The target actor replies via $ctx->reply():

use Monadial\Nexus\Core\Actor\Behavior;
use Monadial\Nexus\Core\Actor\ActorContext;

$behavior = Behavior::receive(
static function (ActorContext $ctx, object $msg): Behavior {
if ($msg instanceof GetBalance) {
$ctx->reply(new Balance(amount: 42.50));

return Behavior::same();
}

return Behavior::unhandled();
},
);

Notice that request messages no longer need a $replyTo field. The reply is routed automatically through the envelope's sender reference.

Future combinators

Future supports map() and flatMap() for transforming results without blocking:

map — transform the reply

$future = $accountRef->ask(new GetBalance(), Duration::seconds(5));

$formatted = $future->map(static function (object $balance): object {
assert($balance instanceof Balance);

return new FormattedBalance(
display: number_format($balance->amount, 2) . ' EUR',
);
});

$result = $formatted->await(); // FormattedBalance

map() is lazy — the transformation runs only when await() is called.
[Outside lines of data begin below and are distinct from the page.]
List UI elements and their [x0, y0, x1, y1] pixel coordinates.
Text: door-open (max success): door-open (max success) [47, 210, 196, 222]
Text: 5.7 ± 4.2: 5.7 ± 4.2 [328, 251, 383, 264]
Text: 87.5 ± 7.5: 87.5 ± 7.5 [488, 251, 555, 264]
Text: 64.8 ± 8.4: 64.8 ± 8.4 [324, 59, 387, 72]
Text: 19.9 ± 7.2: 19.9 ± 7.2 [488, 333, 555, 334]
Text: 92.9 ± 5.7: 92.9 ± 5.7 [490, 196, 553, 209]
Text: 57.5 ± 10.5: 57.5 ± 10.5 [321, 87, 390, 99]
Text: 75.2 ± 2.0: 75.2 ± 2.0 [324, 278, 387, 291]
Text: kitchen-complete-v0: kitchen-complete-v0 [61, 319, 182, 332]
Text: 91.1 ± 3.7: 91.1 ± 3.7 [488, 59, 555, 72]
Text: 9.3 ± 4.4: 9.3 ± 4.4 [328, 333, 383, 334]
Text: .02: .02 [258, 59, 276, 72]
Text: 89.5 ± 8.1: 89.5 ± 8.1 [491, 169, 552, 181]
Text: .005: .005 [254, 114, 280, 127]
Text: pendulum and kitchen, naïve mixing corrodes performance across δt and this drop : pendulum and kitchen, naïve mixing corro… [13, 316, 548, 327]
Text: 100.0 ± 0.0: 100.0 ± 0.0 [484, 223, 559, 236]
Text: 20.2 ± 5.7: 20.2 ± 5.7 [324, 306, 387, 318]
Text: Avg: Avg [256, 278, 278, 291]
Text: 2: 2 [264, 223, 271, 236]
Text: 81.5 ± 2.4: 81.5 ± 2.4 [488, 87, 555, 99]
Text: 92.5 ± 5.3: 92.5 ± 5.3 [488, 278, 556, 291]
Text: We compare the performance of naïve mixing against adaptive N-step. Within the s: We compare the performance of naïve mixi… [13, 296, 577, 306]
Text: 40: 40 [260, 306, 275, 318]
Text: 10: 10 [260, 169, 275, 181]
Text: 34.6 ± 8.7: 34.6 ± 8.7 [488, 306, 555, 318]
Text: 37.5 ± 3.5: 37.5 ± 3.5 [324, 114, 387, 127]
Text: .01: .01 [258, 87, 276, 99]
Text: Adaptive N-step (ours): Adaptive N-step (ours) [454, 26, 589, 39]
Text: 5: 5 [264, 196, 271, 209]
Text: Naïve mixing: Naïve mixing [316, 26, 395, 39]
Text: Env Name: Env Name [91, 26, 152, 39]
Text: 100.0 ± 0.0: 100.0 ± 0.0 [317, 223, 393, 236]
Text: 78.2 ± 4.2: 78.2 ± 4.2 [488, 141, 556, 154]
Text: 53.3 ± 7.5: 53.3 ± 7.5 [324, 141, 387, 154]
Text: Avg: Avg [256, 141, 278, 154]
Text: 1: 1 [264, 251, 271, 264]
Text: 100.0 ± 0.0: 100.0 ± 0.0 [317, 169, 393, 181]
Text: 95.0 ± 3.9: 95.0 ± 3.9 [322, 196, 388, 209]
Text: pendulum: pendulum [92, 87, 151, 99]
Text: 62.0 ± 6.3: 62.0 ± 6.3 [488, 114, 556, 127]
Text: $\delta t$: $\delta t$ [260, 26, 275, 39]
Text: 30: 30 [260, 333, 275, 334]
flatMap — chain a dependent ask

$future = $accountRef
->ask(new GetBalance(), Duration::seconds(5))
->flatMap(static function (object $balance) use ($exchangeRef): Future {
assert($balance instanceof Balance);

return $exchangeRef->ask(
new ConvertCurrency($balance->amount, 'USD'),
Duration::seconds(5),
);
});

$converted = $future->await(); // ConvertedAmount

flatMap() is also lazy. The second ask fires only when the first resolves.

Timeout handling

If no reply arrives within the specified Duration, await() throws AskTimeoutException:

use Monadial\Nexus\Core\Exception\AskTimeoutException;
use Monadial\Nexus\Runtime\Duration;

try {
$balance = $accountRef
->ask(new GetBalance(), Duration::seconds(3))
->await();
} catch (AskTimeoutException $e) {
// $e->target -- ActorPath of the actor that did not reply
// $e->timeout -- the Duration that elapsed
$logger->warning("Ask to {$e->target} timed out after {$e->timeout}");
}

When to use ask vs tell

tell()ask()
DirectionFire-and-forgetRequest-response
BlockingNoYes (blocks the calling fiber/coroutine on await())
ReturnvoidFuture<R>
ThroughputHigherLower (allocates FutureSlot, suspends fiber)
CouplingLoose — sender does not waitTighter — sender depends on timely response
Error modelFailures handled by supervisionFailures surface as AskTimeoutException

Prefer tell() for most actor-to-actor communication. It keeps actors decoupled and maximizes throughput. The ask pattern is best reserved for:

  • Edge of the actor system — when non-actor code (HTTP controllers, CLI commands) needs a result from an actor.
  • Orchestration — when a coordinating actor must gather responses from several children before proceeding.
  • Testing — to assert that an actor produces the expected reply.

When actors need to exchange results with each other, consider using tell() with $ctx->reply() in both directions instead of ask(). This avoids blocking and keeps the system fully asynchronous.

Runtime support

Each runtime provides its own FutureSlot implementation:

RuntimeFutureSlotSuspension mechanism
FiberFiberFutureSlotFiber::suspend() / resume on next tick
SwooleSwooleFutureSlotSwoole\Coroutine\Channel(1)
StepStepFutureSlotFiber::suspend() (deterministic, test-controlled)

The FutureSlot is created by Runtime::createFutureSlot(), which also schedules the timeout timer automatically.